Only later did he realized that no one was better informed about the market. The bitter truth was that most sources he classified as credible were actually trying to entice the general investors and dump their own shares. The hard lesson of analyzing the market yourself was learned by Nicholas after he saw significant losses. 

Also, Nicholas felt that being close to other investors and brokers can actually work against you. Humans tend to act irrationally in a crowd, and whenever Nicholas traded from the broker office with other investors, their sentiments affected his own, and he ended up making illogical decisions out of fear and greed. 

Nicholas actually earned more when he was miles far away from the broker floor, while he was touring the world when all he could study was the price movement of stocks and not the emotions of traders. 

3) Successful investors/ traders are not better market predictors.
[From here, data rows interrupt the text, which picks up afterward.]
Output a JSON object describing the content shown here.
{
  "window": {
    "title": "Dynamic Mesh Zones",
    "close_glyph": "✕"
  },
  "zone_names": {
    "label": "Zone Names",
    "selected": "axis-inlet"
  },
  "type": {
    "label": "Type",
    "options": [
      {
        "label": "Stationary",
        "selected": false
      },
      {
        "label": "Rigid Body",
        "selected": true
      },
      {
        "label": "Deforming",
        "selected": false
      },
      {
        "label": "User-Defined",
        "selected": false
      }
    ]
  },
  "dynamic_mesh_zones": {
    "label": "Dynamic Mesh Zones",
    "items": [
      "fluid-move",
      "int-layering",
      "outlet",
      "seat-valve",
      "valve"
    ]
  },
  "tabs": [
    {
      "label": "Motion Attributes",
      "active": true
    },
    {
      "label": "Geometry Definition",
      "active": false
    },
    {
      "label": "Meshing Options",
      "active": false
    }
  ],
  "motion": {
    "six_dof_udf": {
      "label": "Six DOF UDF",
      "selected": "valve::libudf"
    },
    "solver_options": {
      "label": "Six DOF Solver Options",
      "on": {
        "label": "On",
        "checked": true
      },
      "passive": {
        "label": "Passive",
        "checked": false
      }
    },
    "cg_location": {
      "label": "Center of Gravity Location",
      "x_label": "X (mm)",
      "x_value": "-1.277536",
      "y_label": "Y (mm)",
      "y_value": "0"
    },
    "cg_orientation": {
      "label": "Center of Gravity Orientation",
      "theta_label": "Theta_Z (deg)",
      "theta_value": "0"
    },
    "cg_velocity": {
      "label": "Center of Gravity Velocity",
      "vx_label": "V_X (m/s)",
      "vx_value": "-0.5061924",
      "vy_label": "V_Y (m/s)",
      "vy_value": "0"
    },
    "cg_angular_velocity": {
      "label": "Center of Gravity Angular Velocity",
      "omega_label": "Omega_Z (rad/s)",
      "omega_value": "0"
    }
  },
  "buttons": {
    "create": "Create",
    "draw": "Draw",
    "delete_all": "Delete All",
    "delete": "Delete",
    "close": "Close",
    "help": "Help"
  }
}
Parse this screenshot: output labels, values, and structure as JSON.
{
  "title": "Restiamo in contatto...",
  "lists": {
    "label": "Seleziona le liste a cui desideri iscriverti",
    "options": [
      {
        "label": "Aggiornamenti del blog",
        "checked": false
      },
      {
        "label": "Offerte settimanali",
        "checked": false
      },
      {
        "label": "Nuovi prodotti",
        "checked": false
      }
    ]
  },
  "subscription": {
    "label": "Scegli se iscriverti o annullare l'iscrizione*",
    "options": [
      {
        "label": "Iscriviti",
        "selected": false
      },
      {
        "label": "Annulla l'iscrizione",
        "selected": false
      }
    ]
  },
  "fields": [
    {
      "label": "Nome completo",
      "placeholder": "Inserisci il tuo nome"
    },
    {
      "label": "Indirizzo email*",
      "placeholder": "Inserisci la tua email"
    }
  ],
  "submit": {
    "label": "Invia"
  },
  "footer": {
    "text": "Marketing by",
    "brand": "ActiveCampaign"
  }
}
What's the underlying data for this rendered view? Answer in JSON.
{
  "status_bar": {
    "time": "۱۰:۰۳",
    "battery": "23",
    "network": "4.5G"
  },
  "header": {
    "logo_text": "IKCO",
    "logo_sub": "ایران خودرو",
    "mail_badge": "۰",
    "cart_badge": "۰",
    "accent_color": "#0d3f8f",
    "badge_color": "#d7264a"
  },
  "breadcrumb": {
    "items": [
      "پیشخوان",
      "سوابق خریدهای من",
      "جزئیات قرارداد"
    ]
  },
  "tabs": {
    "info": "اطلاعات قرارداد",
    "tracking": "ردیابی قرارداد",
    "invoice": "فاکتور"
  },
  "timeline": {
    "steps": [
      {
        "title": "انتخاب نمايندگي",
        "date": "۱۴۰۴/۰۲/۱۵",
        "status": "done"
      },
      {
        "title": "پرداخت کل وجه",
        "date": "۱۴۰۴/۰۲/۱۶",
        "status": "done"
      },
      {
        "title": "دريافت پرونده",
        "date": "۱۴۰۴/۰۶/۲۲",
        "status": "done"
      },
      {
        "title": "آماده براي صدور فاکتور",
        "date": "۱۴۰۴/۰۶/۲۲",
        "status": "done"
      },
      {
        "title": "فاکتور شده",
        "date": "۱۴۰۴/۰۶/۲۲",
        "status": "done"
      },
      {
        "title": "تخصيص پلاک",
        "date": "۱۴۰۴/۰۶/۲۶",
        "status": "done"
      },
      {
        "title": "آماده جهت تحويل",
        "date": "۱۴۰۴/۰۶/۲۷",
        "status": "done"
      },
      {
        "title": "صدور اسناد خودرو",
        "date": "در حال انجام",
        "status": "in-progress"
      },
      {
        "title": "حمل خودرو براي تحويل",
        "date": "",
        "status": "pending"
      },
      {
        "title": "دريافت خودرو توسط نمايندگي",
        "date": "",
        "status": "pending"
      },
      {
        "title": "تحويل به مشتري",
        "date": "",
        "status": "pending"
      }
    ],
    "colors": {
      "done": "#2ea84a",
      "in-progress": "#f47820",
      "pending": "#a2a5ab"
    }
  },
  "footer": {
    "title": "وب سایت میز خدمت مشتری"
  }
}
They are better risk managers. 

Nicholas Darvas did not devise a better investment strategy in the latter part of his investment journey. In other words, he did not crack the code of the market and became an invincible investor. 

His investment strategy was always simple. He noticed early on that prices stay in multiple boxes. It is very hard for a stock to go out from this box, but when it does, a new trend (breakout or breakdown) forms and the price moves until it can find a new box. Nicholas figured out that this strategy can be tapped on to make money. 

This strategy of his is very similar to the theory in technical analysis that says that the price of a stock likes to be in the tunnel formed by the upper line joining the highs and the lower line joining the lows. If the price moves beyond this tunnel, a breakout is confirmed. 

With this simple strategy, Nicholas bought a small number of shares in the beginning to test the water. If the price rose further, he would then bulk up on his portfolio. 

However, once the stock started to soar, Nicholas would adjust his narrow stop-loss just a few points below the price of the stock. This means that if the trade was profitable, he would collect enough profit, and if it went bad, he would be stopped out with the stop-loss and incur a minimal loss. 

We can see how this improves the risk to reward ratio. There is no reason why this strategy won't be profitable in the long term. 

Rather, the hardest part of trading was controlling his attitude and mental urges. A disciplined trader is a focused trader. A focused trader with the right strategy is a lethal weapon. 

4) You may be the market king. But the market is God. 

The book "How I Made $2,000,000 in the Stock Market" documents a period when Nicholas earned half-million dollars for the first time. 

And instantly, he began to feel like someone who had cracked the hidden code. Previously, he was a silent trader. But now he began to engage in discussions about the stock market. He got more close to the market by trading from the broker's offices. 

And soon after, he began to lose his touch. Anything he touched stopped being profitable. He witnessed that the stock movement was less and less clear to him now as if someone had taken away his investing spectacles. 

Overconfidence and acting on immediate impulses came in the way of him and his simple strategy that had given him fabulous returns. In a way, he became carried away. 

It can thus be learned that the market always stands taller than the investors in it. It does not care how much you hold in your portfolio and how your performance was in the past. If you mess up this time, you simply mess up for bad. 

This can be summarized in better words as:

"For a trader, winning is extremely dangerous if you haven't learned how to monitor and control yourself."

Conclusion:

Investors/Traders think that they are losing consistently because they haven't figured out the market. However, one should realize that no one has ever figured out the market. No one ever will.

As a matter of fact, 90% of investing is a mental game. With a strategy that works more than half the time, anyone can generate impressive returns if they are tough as nails and as disciplined as a Shaolin monk.

With that, let us leave you with this quote:

"Interest reads a book. Commitment applies the book 50 times."